ObservationRecipe

Warning

To enable this extension, use using ClimaAnalysis or import ClimaAnalysis.

When handling weather and climate data, it can be tedious and error-prone when setting up the observation for calibration with EnsembleKalmanProcesses (or EKP for short). As such, ClimaCalibrate provides recipes for setting up observations consisting of samples, noise covariances, names, and metadata.

How do I use this to set up observation for calibration with EKP?

All functions assume that any data preprocessing is done with ClimaAnalysis.

Covariance Estimators

There are currently two covariance estimators, SeasonalDiagonalCovariance and SVDplusDCovariance, which are subtypes of AbstractCovarianceEstimator. SeasonalDiagonalCovariance approximates the observation noise covariance as a diagonal of variances across all the seasons for each observation, neglecting correlations between points. SVDplusDCovariance additionally approximates the correlations between points from, often limited, time series observations.

Necessary data preprocessing

The OutputVars should represent time series data of summary statistics. For example, to compute seasonal averages of a OutputVar, one can use ClimaAnalysis.average_season_across_time, which will produce a OutputVar that can be used with either SeasonalDiagonalCovariance or SVDplusDCovariance.

import ClimaAnalysis

obs_var = ClimaAnalysis.OutputVar(
    "precip.mon.mean.nc",
    "precip",
    new_start_date = start_date,
    shift_by = Dates.firstdayofmonth,
)

# -- preprocessing for units, times, grid, etc. --

seasonal_averages = ClimaAnalysis.average_season_across_time(obs_var)

Observation

After preprocessing the OutputVars so that they represent time series data of summary statistics, one can use set up an EKP.observation as shown below.

import ClimaAnalysis
import EnsembleKalmanProcesses as EKP
import ClimaCalibrate
import ClimaCalibrate.ObservationRecipe

# Vars are OutputVars preprocessed to ensure consistent units, times,
# and grid as the diagonstics produced from the model.
# In this example, we want to calibrate with seasonal averages, so we use
# ClimaAnalysis.average_season_across_time
vars = ClimaAnalysis.average_season_across_time.(vars)

# We want the covariance matrix to be Float32, so we change it here.
vars = ObservationRecipe.change_data_type.(vars, Float32)

# We choose SVDplusDCovariance. We need to supply the start and end dates of
# the samples with `sample_date_ranges`. To do this, we can use the function
# below. In this example, the dates in `vars` are all the same. For debugging,
# it is helpful to use `ClimaAnalysis.dates(var)`.
sample_date_ranges =
    ObservationRecipe.seasonally_aligned_yearly_sample_date_ranges(first(vars))
covar_estimator = SVDplusDCovariance(
    sample_date_ranges,
    model_error_scale = Float32(0.05),
    regularization = Float32(1e-6),
)

# Finally, we form the observation
start_date = sample_date_ranges[1][1]
end_date = sample_date_ranges[1][2]
obs = ObservationRecipe.observation(
    covar_estimator,
    vars,
    start_date = start_date,
    end_date = end_date,
)

Frequently asked questions

Q: I need to compute g_ensemble and I do not know how the data of the OutputVars is flattened.

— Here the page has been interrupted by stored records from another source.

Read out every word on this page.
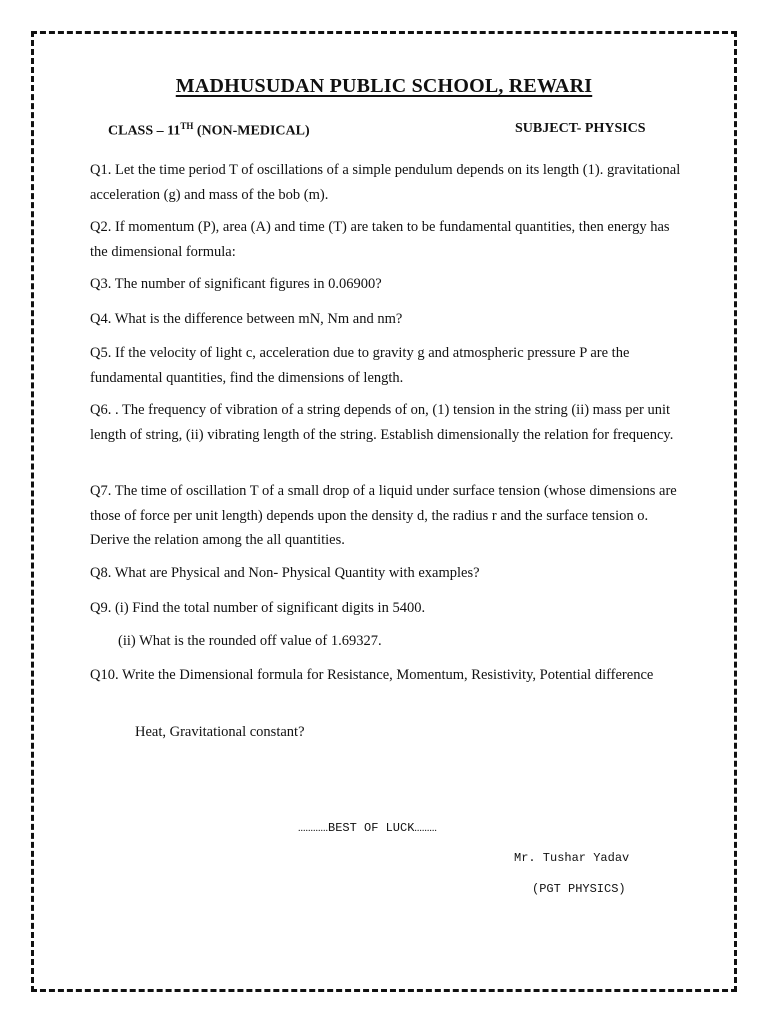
MADHUSUDAN PUBLIC SCHOOL, REWARI
CLASS – 11TH (NON-MEDICAL)	SUBJECT- PHYSICS
Q1. Let the time period T of oscillations of a simple pendulum depends on its length (1). gravitational acceleration (g) and mass of the bob (m).
Q2. If momentum (P), area (A) and time (T) are taken to be fundamental quantities, then energy has the dimensional formula:
Q3. The number of significant figures in 0.06900?
Q4. What is the difference between mN, Nm and nm?
Q5. If the velocity of light c, acceleration due to gravity g and atmospheric pressure P are the fundamental quantities, find the dimensions of length.
Q6. . The frequency of vibration of a string depends of on, (1) tension in the string (ii) mass per unit length of string, (ii) vibrating length of the string. Establish dimensionally the relation for frequency.
Q7. The time of oscillation T of a small drop of a liquid under surface tension (whose dimensions are those of force per unit length) depends upon the density d, the radius r and the surface tension o. Derive the relation among the all quantities.
Q8. What are Physical and Non- Physical Quantity with examples?
Q9. (i) Find the total number of significant digits in 5400.
(ii) What is the rounded off value of 1.69327.
Q10. Write the Dimensional formula for Resistance, Momentum, Resistivity, Potential difference
Heat, Gravitational constant?
............BEST OF LUCK.........
Mr. Tushar Yadav
(PGT PHYSICS)
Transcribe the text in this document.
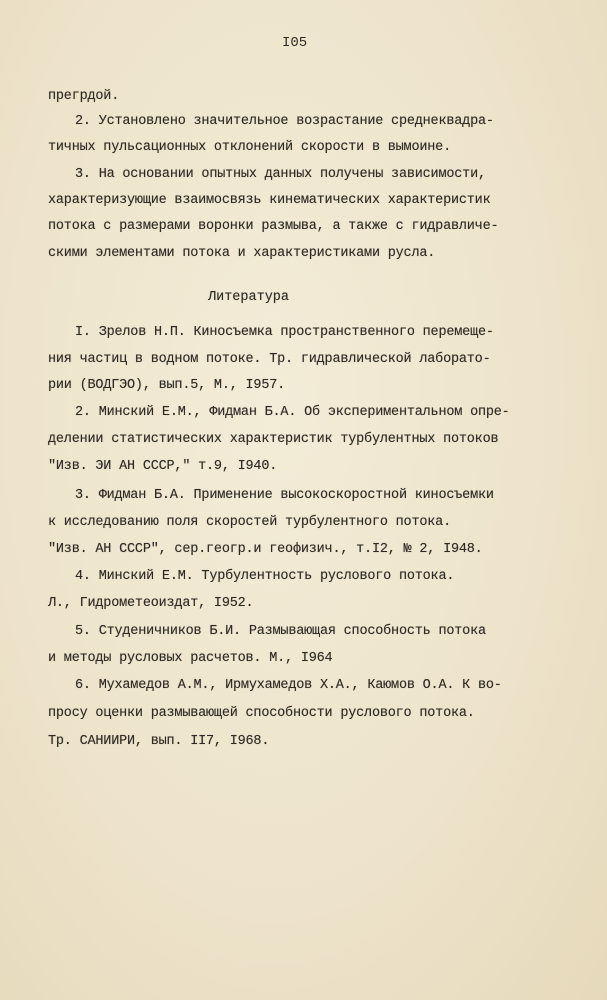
I05
прегрдой.
2. Установлено значительное возрастание среднеквадра-
тичных пульсационных отклонений скорости в вымоине.
3. На основании опытных данных получены зависимости,
характеризующие взаимосвязь кинематических характеристик
потока с размерами воронки размыва, а также с гидравличе-
скими элементами потока и характеристиками русла.
Литература
I. Зрелов Н.П. Киносъемка пространственного перемеще-
ния частиц в водном потоке. Тр. гидравлической лаборато-
рии (ВОДГЭО), вып.5, М., I957.
2. Минский Е.М., Фидман Б.А. Об экспериментальном опре-
делении статистических характеристик турбулентных потоков
"Изв. ЭИ АН СССР," т.9, I940.
3. Фидман Б.А. Применение высокоскоростной киносъемки
к исследованию поля скоростей турбулентного потока.
"Изв. АН СССР", сер.геогр.и геофизич., т.I2, № 2, I948.
4. Минский Е.М. Турбулентность руслового потока.
Л., Гидрометеоиздат, I952.
5. Студеничников Б.И. Размывающая способность потока
и методы русловых расчетов. М., I964
6. Мухамедов А.М., Ирмухамедов Х.А., Каюмов О.А. К во-
просу оценки размывающей способности руслового потока.
Тр. САНИИРИ, вып. II7, I968.
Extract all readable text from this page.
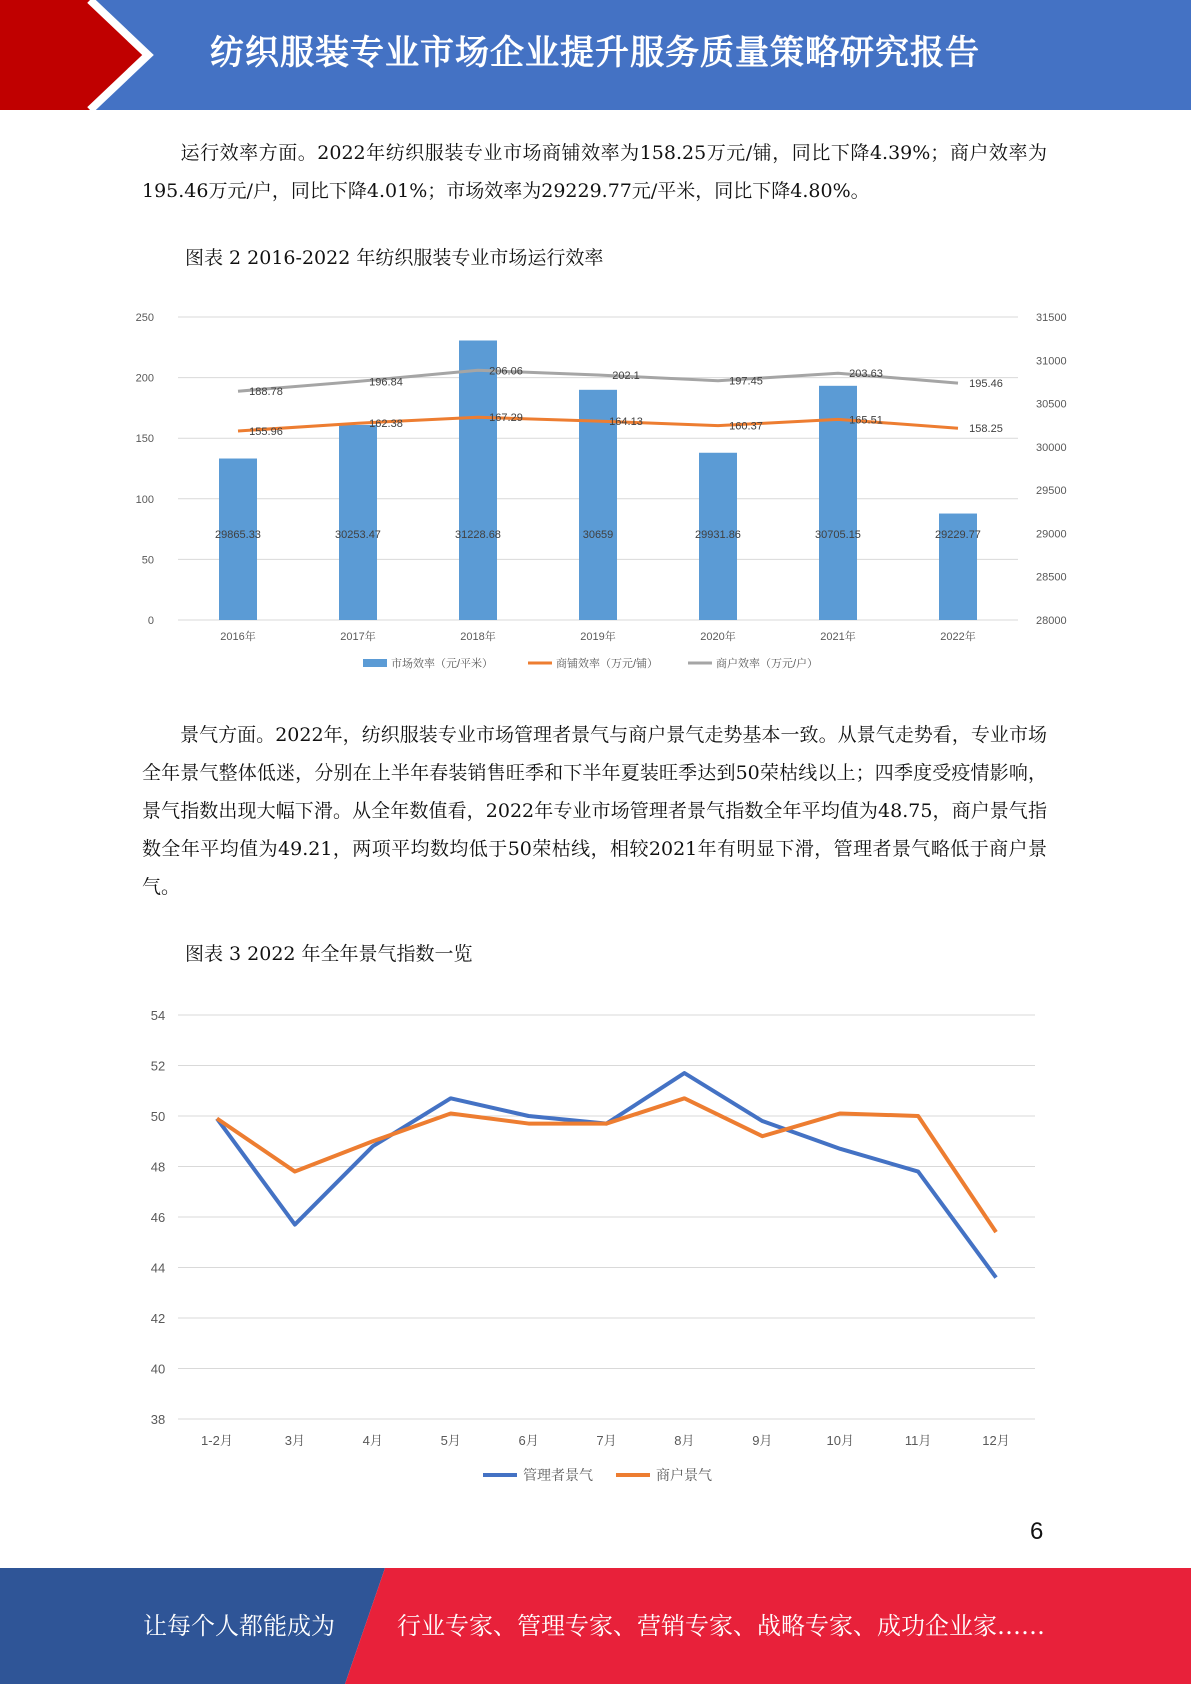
纺织服装专业市场企业提升服务质量策略研究报告

运行效率方面。2022年纺织服装专业市场商铺效率为158.25万元/铺，同比下降4.39%；商户效率为195.46万元/户，同比下降4.01%；市场效率为29229.77元/平米，同比下降4.80%。

图表 2 2016-2022 年纺织服装专业市场运行效率
0
50
100
150
200
250
28000
28500
29000
29500
30000
30500
31000
31500
2016年	2017年	2018年	2019年	2020年	2021年	2022年
29865.33	30253.47	31228.68	30659	29931.86	30705.15	29229.77
155.96
162.38	167.29	164.13	160.37
165.51
158.25
188.78
196.84
206.06	202.1	197.45
203.63
195.46
市场效率（元/平米）	商铺效率（万元/铺）	商户效率（万元/户）

景气方面。2022年，纺织服装专业市场管理者景气与商户景气走势基本一致。从景气走势看，专业市场全年景气整体低迷，分别在上半年春装销售旺季和下半年夏装旺季达到50荣枯线以上；四季度受疫情影响，景气指数出现大幅下滑。从全年数值看，2022年专业市场管理者景气指数全年平均值为48.75，商户景气指数全年平均值为49.21，两项平均数均低于50荣枯线，相较2021年有明显下滑，管理者景气略低于商户景气。

图表 3 2022 年全年景气指数一览
38
40
42
44
46
48
50
52
54
1-2月	3月	4月	5月	6月	7月	8月	9月	10月	11月	12月
管理者景气	商户景气
6
让每个人都能成为	行业专家、管理专家、营销专家、战略专家、成功企业家……
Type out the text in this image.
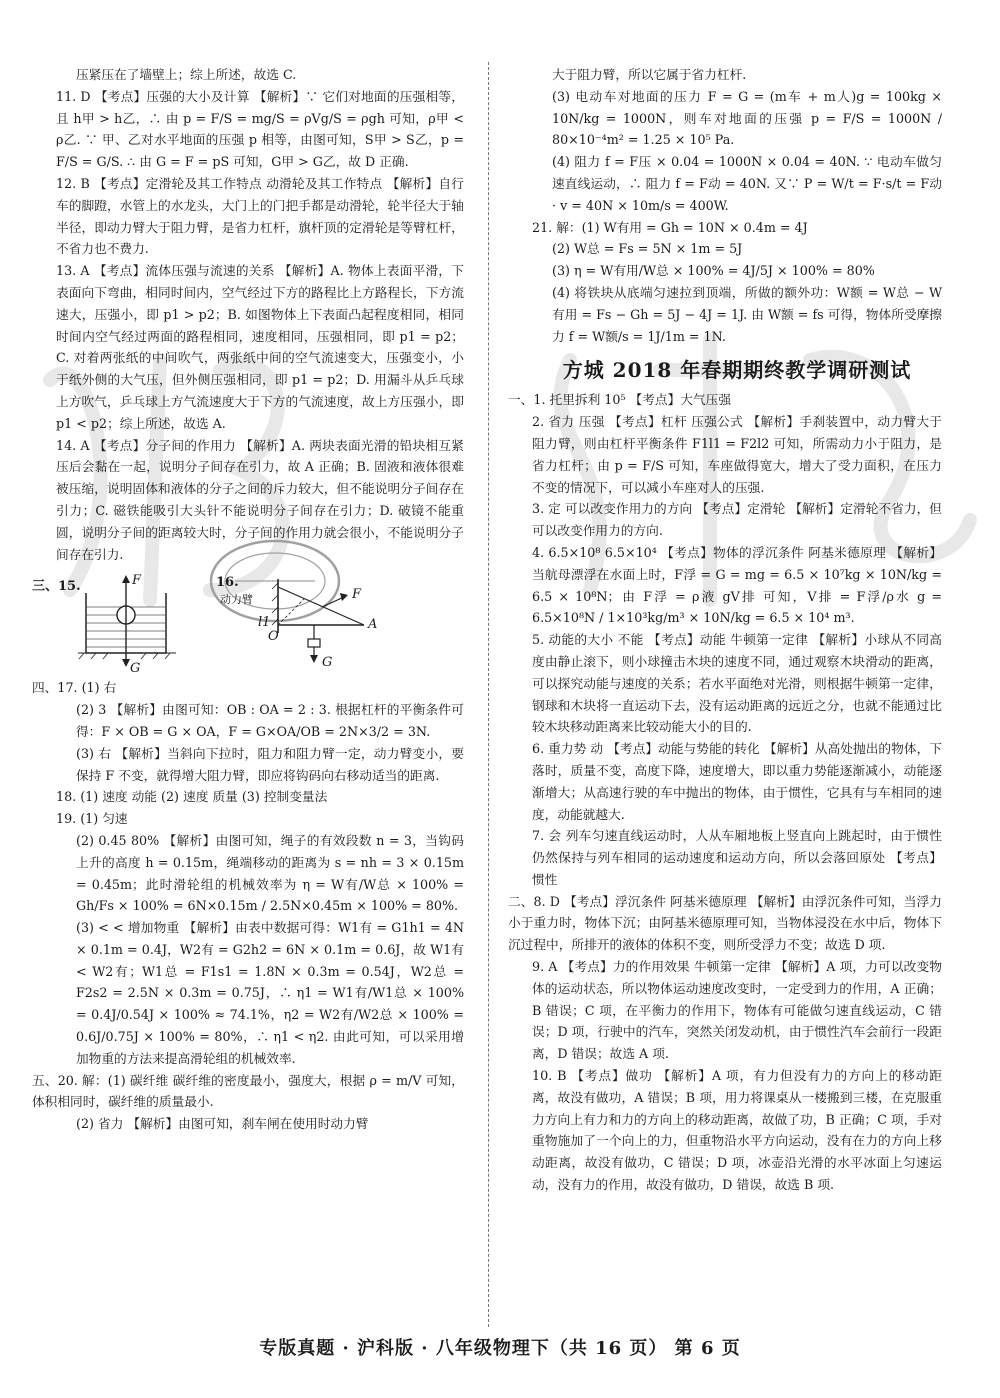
压紧压在了墙壁上；综上所述，故选 C.

11. D 【考点】压强的大小及计算 【解析】∵ 它们对地面的压强相等，且 h甲 > h乙，∴ 由 p = F/S = mg/S = ρVg/S = ρgh 可知，ρ甲 < ρ乙. ∵ 甲、乙对水平地面的压强 p 相等，由图可知，S甲 > S乙，p = F/S = G/S. ∴ 由 G = F = pS 可知，G甲 > G乙，故 D 正确.

12. B 【考点】定滑轮及其工作特点 动滑轮及其工作特点 【解析】自行车的脚蹬，水管上的水龙头，大门上的门把手都是动滑轮，轮半径大于轴半径，即动力臂大于阻力臂，是省力杠杆，旗杆顶的定滑轮是等臂杠杆，不省力也不费力.

13. A 【考点】流体压强与流速的关系 【解析】A. 物体上表面平滑，下表面向下弯曲，相同时间内，空气经过下方的路程比上方路程长，下方流速大，压强小，即 p1 > p2；B. 如图物体上下表面凸起程度相同，相同时间内空气经过两面的路程相同，速度相同，压强相同，即 p1 = p2；C. 对着两张纸的中间吹气，两张纸中间的空气流速变大，压强变小，小于纸外侧的大气压，但外侧压强相同，即 p1 = p2；D. 用漏斗从乒乓球上方吹气，乒乓球上方气流速度大于下方的气流速度，故上方压强小，即 p1 < p2；综上所述，故选 A.

14. A 【考点】分子间的作用力 【解析】A. 两块表面光滑的铅块相互紧压后会黏在一起，说明分子间存在引力，故 A 正确；B. 固液和液体很难被压缩，说明固体和液体的分子之间的斥力较大，但不能说明分子间存在引力；C. 磁铁能吸引大头针不能说明分子间存在引力；D. 破镜不能重圆，说明分子间的距离较大时，分子间的作用力就会很小，不能说明分子间存在引力.

三、15.	F
G
16.
动力臂
l1
O
F
A
G

四、17. (1) 右

(2) 3 【解析】由图可知：OB : OA = 2 : 3. 根据杠杆的平衡条件可得：F × OB = G × OA，F = G×OA/OB = 2N×3/2 = 3N.

(3) 右 【解析】当斜向下拉时，阻力和阻力臂一定，动力臂变小，要保持 F 不变，就得增大阻力臂，即应将钩码向右移动适当的距离.

18. (1) 速度 动能 (2) 速度 质量 (3) 控制变量法

19. (1) 匀速

(2) 0.45 80% 【解析】由图可知，绳子的有效段数 n = 3，当钩码上升的高度 h = 0.15m，绳端移动的距离为 s = nh = 3 × 0.15m = 0.45m；此时滑轮组的机械效率为 η = W有/W总 × 100% = Gh/Fs × 100% = 6N×0.15m / 2.5N×0.45m × 100% = 80%.

(3) < < 增加物重 【解析】由表中数据可得：W1有 = G1h1 = 4N × 0.1m = 0.4J，W2有 = G2h2 = 6N × 0.1m = 0.6J，故 W1有 < W2有；W1总 = F1s1 = 1.8N × 0.3m = 0.54J，W2总 = F2s2 = 2.5N × 0.3m = 0.75J，∴ η1 = W1有/W1总 × 100% = 0.4J/0.54J × 100% ≈ 74.1%，η2 = W2有/W2总 × 100% = 0.6J/0.75J × 100% = 80%，∴ η1 < η2. 由此可知，可以采用增加物重的方法来提高滑轮组的机械效率.

五、20. 解：(1) 碳纤维 碳纤维的密度最小，强度大，根据 ρ = m/V 可知，体积相同时，碳纤维的质量最小.

(2) 省力 【解析】由图可知，刹车闸在使用时动力臂

大于阻力臂，所以它属于省力杠杆.

(3) 电动车对地面的压力 F = G = (m车 + m人)g = 100kg × 10N/kg = 1000N，则车对地面的压强 p = F/S = 1000N / 80×10⁻⁴m² = 1.25 × 10⁵ Pa.

(4) 阻力 f = F压 × 0.04 = 1000N × 0.04 = 40N. ∵ 电动车做匀速直线运动，∴ 阻力 f = F动 = 40N. 又∵ P = W/t = F·s/t = F动 · v = 40N × 10m/s = 400W.

21. 解：(1) W有用 = Gh = 10N × 0.4m = 4J

(2) W总 = Fs = 5N × 1m = 5J

(3) η = W有用/W总 × 100% = 4J/5J × 100% = 80%

(4) 将铁块从底端匀速拉到顶端，所做的额外功：W额 = W总 − W有用 = Fs − Gh = 5J − 4J = 1J. 由 W额 = fs 可得，物体所受摩擦力 f = W额/s = 1J/1m = 1N.

方城 2018 年春期期终教学调研测试

一、1. 托里拆利 10⁵ 【考点】大气压强

2. 省力 压强 【考点】杠杆 压强公式 【解析】手刹装置中，动力臂大于阻力臂，则由杠杆平衡条件 F1l1 = F2l2 可知，所需动力小于阻力，是省力杠杆；由 p = F/S 可知，车座做得宽大，增大了受力面积，在压力不变的情况下，可以减小车座对人的压强.

3. 定 可以改变作用力的方向 【考点】定滑轮 【解析】定滑轮不省力，但可以改变作用力的方向.

4. 6.5×10⁸ 6.5×10⁴ 【考点】物体的浮沉条件 阿基米德原理 【解析】当航母漂浮在水面上时，F浮 = G = mg = 6.5 × 10⁷kg × 10N/kg = 6.5 × 10⁸N；由 F浮 = ρ液 gV排 可知，V排 = F浮/ρ水 g = 6.5×10⁸N / 1×10³kg/m³ × 10N/kg = 6.5 × 10⁴ m³.

5. 动能的大小 不能 【考点】动能 牛顿第一定律 【解析】小球从不同高度由静止滚下，则小球撞击木块的速度不同，通过观察木块滑动的距离，可以探究动能与速度的关系；若水平面绝对光滑，则根据牛顿第一定律，钢球和木块将一直运动下去，没有运动距离的远近之分，也就不能通过比较木块移动距离来比较动能大小的目的.

6. 重力势 动 【考点】动能与势能的转化 【解析】从高处抛出的物体，下落时，质量不变，高度下降，速度增大，即以重力势能逐渐减小，动能逐渐增大；从高速行驶的车中抛出的物体，由于惯性，它具有与车相同的速度，动能就越大.

7. 会 列车匀速直线运动时，人从车厢地板上竖直向上跳起时，由于惯性仍然保持与列车相同的运动速度和运动方向，所以会落回原处 【考点】惯性

二、8. D 【考点】浮沉条件 阿基米德原理 【解析】由浮沉条件可知，当浮力小于重力时，物体下沉；由阿基米德原理可知，当物体浸没在水中后，物体下沉过程中，所排开的液体的体积不变，则所受浮力不变；故选 D 项.

9. A 【考点】力的作用效果 牛顿第一定律 【解析】A 项，力可以改变物体的运动状态，所以物体运动速度改变时，一定受到力的作用，A 正确；B 错误；C 项，在平衡力的作用下，物体有可能做匀速直线运动，C 错误；D 项，行驶中的汽车，突然关闭发动机，由于惯性汽车会前行一段距离，D 错误；故选 A 项.

10. B 【考点】做功 【解析】A 项，有力但没有力的方向上的移动距离，故没有做功，A 错误；B 项，用力将课桌从一楼搬到三楼，在克服重力方向上有力和力的方向上的移动距离，故做了功，B 正确；C 项，手对重物施加了一个向上的力，但重物沿水平方向运动，没有在力的方向上移动距离，故没有做功，C 错误；D 项，冰壶沿光滑的水平冰面上匀速运动，没有力的作用，故没有做功，D 错误，故选 B 项.

专版真题 · 沪科版 · 八年级物理下（共 16 页） 第 6 页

A: When forming the sample, the data in a OutputVar is flattened using ClimaAnalysis.flatten. See ClimaAnalysis.flatten in the ClimaAnalysis documentation for more information. The order of the variables in the observation is the same as the order of the OutputVars when creating the EKP.Observation using ObservationRecipe.observation.

Q: How do I handle NaNs in the OutputVars so that there are no NaNs in the sample and covariance matrix?

A: NaNs should be handled when preprocessing the data. In some cases, there will be NaNs in the data (e.g. calibrating with data that is valid only over land). In these cases, the functions for making observations will automatically remove NaNs from the data. It is important to ensure that across the time slices, the NaNs appear in the same coordinates of the non-temporal dimensions. For example, if the quantity is defined over the dimensions longitude, latitude, and time, then any slice of the data at a particular longitude and latitude should either only contain NaNs or no NaNs at all.

Q: How is the name of the observation determined?

A: The name of the observation is determined by the short name in the attributes of the OutputVar. If there are multiple OutputVars, then the name is all the short names separated by semicolons. If no short name is found, then the name will be nothing.

Q: What is regularization and model_error_scale when making a covariance matrix?

A: The model error scale and regularization terms are used to inflate the diagonal of the observation covariance matrix to reflect estimates of measurement error. You can add a fixed percentage inflation of the noise due to the model error to the covariance matrix with the model_error_scale keyword argument. Additionally, to prevent very small variance along the diagonal of the covariance matrix, you can add a regularization with the regularization keyword argument.